PRP is rapidly gaining a lot of interest worldwide, but health regulations differ from country to country, making the generalisation of the process more complicated and often more expensive. For example, in Korea it is possible to carry out a half-face study, which is not possible in the UK, and in Italy, the process can be performed only in a clinic/hospital with a haematologist on site.

Literature review

When using PRP, the different methods used during preparation are important as they influence the quality of the product. Activation of the platelets is required for the release and enmeshment of growth factors, but the method of activation may influence the resulting matrix, growth factor availability, and healing28. Furthermore, some methods enrich leukocytes as well as platelets, but others are designed to be leukocyte-poor. Leukocytes have many important roles in healing and their inclusion in PRP results in increased platelet concentrations. Generally, TGF- 1 and PDGF levels are higher in preparations that contain leukocytes compared with leukocyte-poor PRP28.

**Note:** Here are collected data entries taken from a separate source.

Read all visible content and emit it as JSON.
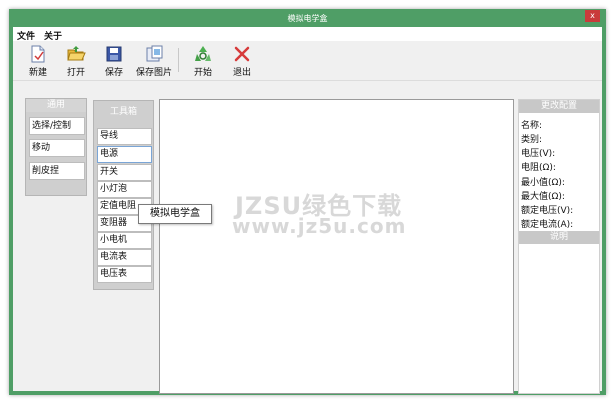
{
  "window": {
    "title": "模拟电学盒",
    "close_label": "x"
  },
  "menu": [
    "文件",
    "关于"
  ],
  "toolbar": {
    "new": "新建",
    "open": "打开",
    "save": "保存",
    "save_image": "保存图片",
    "start": "开始",
    "exit": "退出"
  },
  "general_panel": {
    "title": "通用",
    "buttons": [
      "选择/控制",
      "移动",
      "削皮捏"
    ]
  },
  "toolbox": {
    "title": "工具箱",
    "items": [
      "导线",
      "电源",
      "开关",
      "小灯泡",
      "定值电阻",
      "变阻器",
      "小电机",
      "电流表",
      "电压表"
    ]
  },
  "tooltip": "模拟电学盒",
  "watermark": {
    "line1": "JZSU绿色下载",
    "line2": "www.jz5u.com"
  },
  "config_panel": {
    "title": "更改配置",
    "fields": [
      "名称:",
      "类别:",
      "电压(V):",
      "电阻(Ω):",
      "最小值(Ω):",
      "最大值(Ω):",
      "额定电压(V):",
      "额定电流(A):"
    ],
    "description_title": "说明"
  },
  "colors": {
    "title_bar": "#4f9e66",
    "panel_header": "#c8c8c8",
    "canvas": "#ffffff"
  }
}
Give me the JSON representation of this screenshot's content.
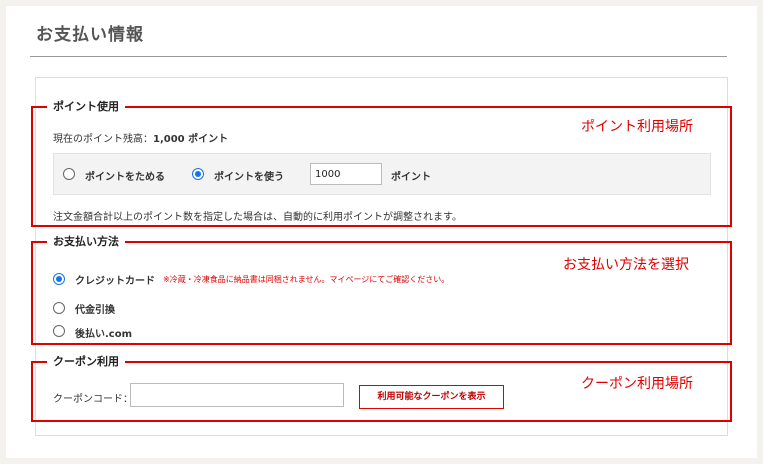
{
  "page": {
    "title": "お支払い情報"
  },
  "points": {
    "section_title": "ポイント使用",
    "annotation": "ポイント利用場所",
    "balance_label": "現在のポイント残高：",
    "balance_value": "1,000 ポイント",
    "option_save": "ポイントをためる",
    "option_use": "ポイントを使う",
    "selected": "use",
    "input_value": "1000",
    "unit": "ポイント",
    "note": "注文金額合計以上のポイント数を指定した場合は、自動的に利用ポイントが調整されます。"
  },
  "payment": {
    "section_title": "お支払い方法",
    "annotation": "お支払い方法を選択",
    "options": [
      {
        "label": "クレジットカード",
        "selected": true
      },
      {
        "label": "代金引換",
        "selected": false
      },
      {
        "label": "後払い.com",
        "selected": false
      }
    ],
    "credit_note": "※冷蔵・冷凍食品に納品書は同梱されません。マイページにてご確認ください。"
  },
  "coupon": {
    "section_title": "クーポン利用",
    "annotation": "クーポン利用場所",
    "code_label": "クーポンコード：",
    "input_value": "",
    "button_label": "利用可能なクーポンを表示"
  },
  "colors": {
    "highlight": "#e00000",
    "radio_selected": "#1a73e8",
    "background": "#f3f2ef"
  }
}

The literature published between March 2001 and March 2011 was reviewed by Davis et al29, and the meta-analysis of chronic wound studies revealed that PRP therapy is favoured for complete healing. This systematic review in cutaneous wounds showed complete and partial wound healing was improved compared with control wound care.

Within the eligible studies, three main types of wounds were identified and treated with PRP: open and chronic wounds, acute surgical wounds with primary closure, and acute surgical wounds with secondary closure30, 31.  The primary outcome assessed in this systematic review was complete healing32. In both chronic and acute wound studies, complete wound closure was more likely in wounds treated with PRP therapy. Another review concluded that the percentage of total healing in PRP-treated skin ulcers consistently increased compared with controls18. Other reviews on PRP therapy have reached the same conclusions.

One systematic review went so far as to conclude that, based on the meta-analysis and scientific evidence regarding consistent favourable outcomes, PRP is a treatment of choice for the topical care of wounds33. A total of 15 randomised controlled trials and 25 case-control studies were found. Thirty-six publications demonstrated favourable outcomes with the use of PRP. The included articles were divided into three topics related to cosmetic surgery: wound healing, fat grafting and bone grafting. Carter et al33 described a substantially beneficial effect of PRP for a number of indications, including a better wound healing rate, an increased survival rate of fat grafts, and an enhancement of bone graft regeneration.